# Quick and cheap band cutting / tying station



## goodflite (Dec 5, 2015)

I have not tried this yet but I have to. The band set pictured in the clamp is from Simple Shot and it's torn. I don't have any pouches yet so I'm recycling this one. I don't' have much in the way of supplies-just some Theraband so I whipped this up. The large self-healing mats at JoAnn fabrics were pricey so I went with this $16 Walmart set - mat and rotary cutter. The local Ace hardware had genuine Pony clamps for $3 each - these things are strong.

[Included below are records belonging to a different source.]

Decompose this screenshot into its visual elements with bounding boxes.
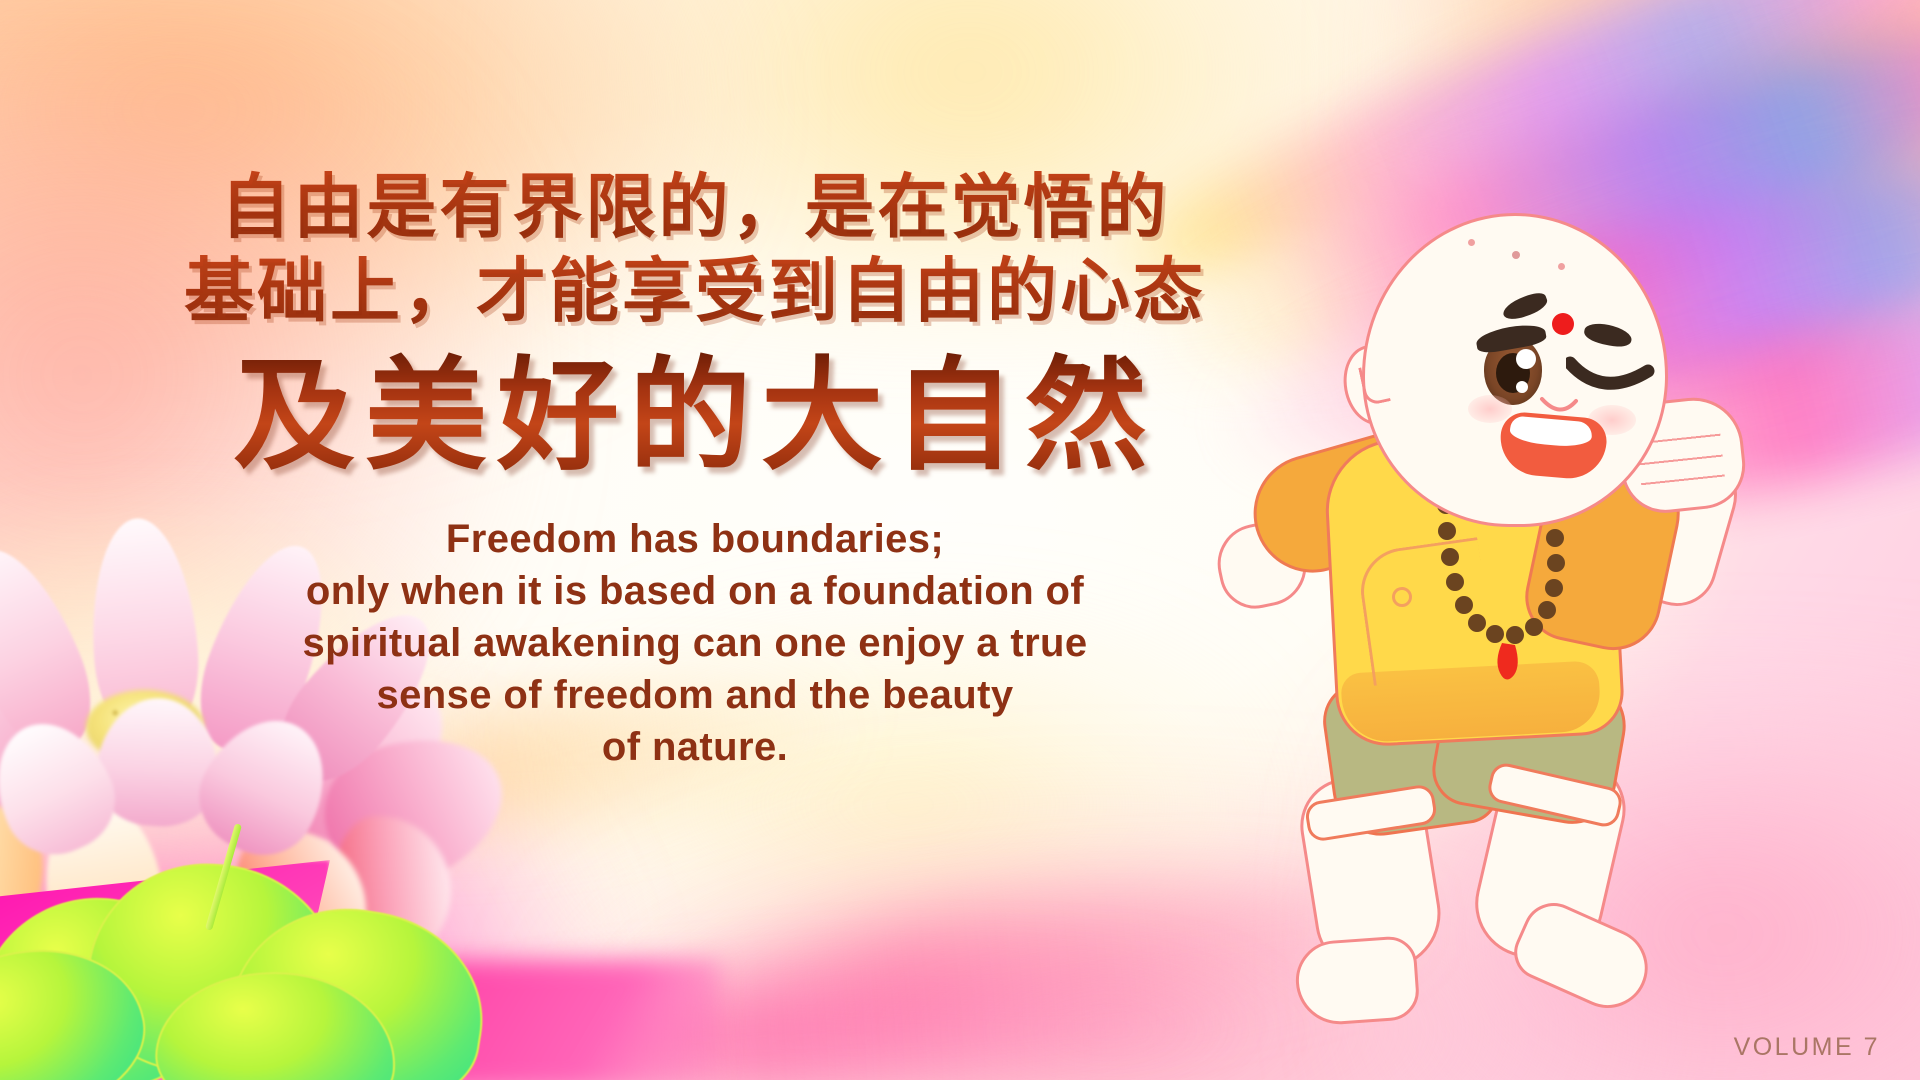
- english-line-5: of nature.: [0, 721, 1390, 773]
- english-line-2: only when it is based on a foundation of: [0, 565, 1390, 617]
- monk-head-dot-1: [1468, 239, 1475, 246]
- quote-text-block: 自由是有界限的，是在觉悟的 基础上，才能享受到自由的心态 及美好的大自然 Fre…: [0, 165, 1390, 773]
- english-line-1: Freedom has boundaries;: [0, 513, 1390, 565]
- monk-foot-left: [1293, 935, 1421, 1027]
- english-line-3: spiritual awakening can one enjoy a true: [0, 617, 1390, 669]
- chinese-line-2: 基础上，才能享受到自由的心态: [0, 249, 1390, 333]
- chinese-line-1: 自由是有界限的，是在觉悟的: [0, 165, 1390, 249]
- english-translation: Freedom has boundaries; only when it is …: [0, 513, 1390, 773]
- monk-head-dot-2: [1512, 251, 1520, 259]
- lotus-leaves: [0, 840, 590, 1080]
- monk-head-dot-3: [1558, 263, 1565, 270]
- monk-bindi-dot: [1552, 313, 1574, 335]
- chinese-headline: 及美好的大自然: [0, 351, 1390, 483]
- monk-eye-highlight-large: [1516, 349, 1536, 369]
- english-line-4: sense of freedom and the beauty: [0, 669, 1390, 721]
- monk-cheek-left: [1468, 395, 1512, 423]
- monk-eye-highlight-small: [1516, 381, 1528, 393]
- poster-canvas: 自由是有界限的，是在觉悟的 基础上，才能享受到自由的心态 及美好的大自然 Fre…: [0, 0, 1920, 1080]
- volume-label: VOLUME 7: [1734, 1033, 1880, 1062]
- monk-boy-character: [1320, 215, 1880, 1045]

The base is a plywood shelf with some kind of laminate finish top and bottom. I didn't even have to cut it - just countersink the carriage bolts. The 1 x 2 poplar board for the pegs also holds the mat in place with wingnuts and gives a nice straight reference for the Theraband. Also, I can reposition the mat anywhere under the board in case I start hacking up the mat in certain spots. The collars on the ¼" steel pegs are rubber fuel tubing that fit tight and can be used as grips to pull the pegs from the tight-fitting holes.

I wanted a rig that I can use anywhere-maybe while watching TV so I plan to store this in an old laptop bag along with any other supplies that I accumulate.


----------



## Sinnbad11 (Jan 2, 2016)

Looks good! It's very similar to my band tying set up. I just need to get longer bolts for mine, I find there is not enough room to get my fat fingers underneath the bands when I'm tying. Anyhow, I hope it works well for you. Happy slinging!


----------



## Sinnbad11 (Jan 2, 2016)

Ignore this my internet is acting up.


----------



## Chuck Daehler (Mar 17, 2015)

That's pretty slick! It wouldn't occupy much space when broken down either and of course the clamps are a common shop tool anyway...double usage in this case. But I just use a vise and hand pull the bands to tie them, using needle nose pliers for the wrap and tuck.


----------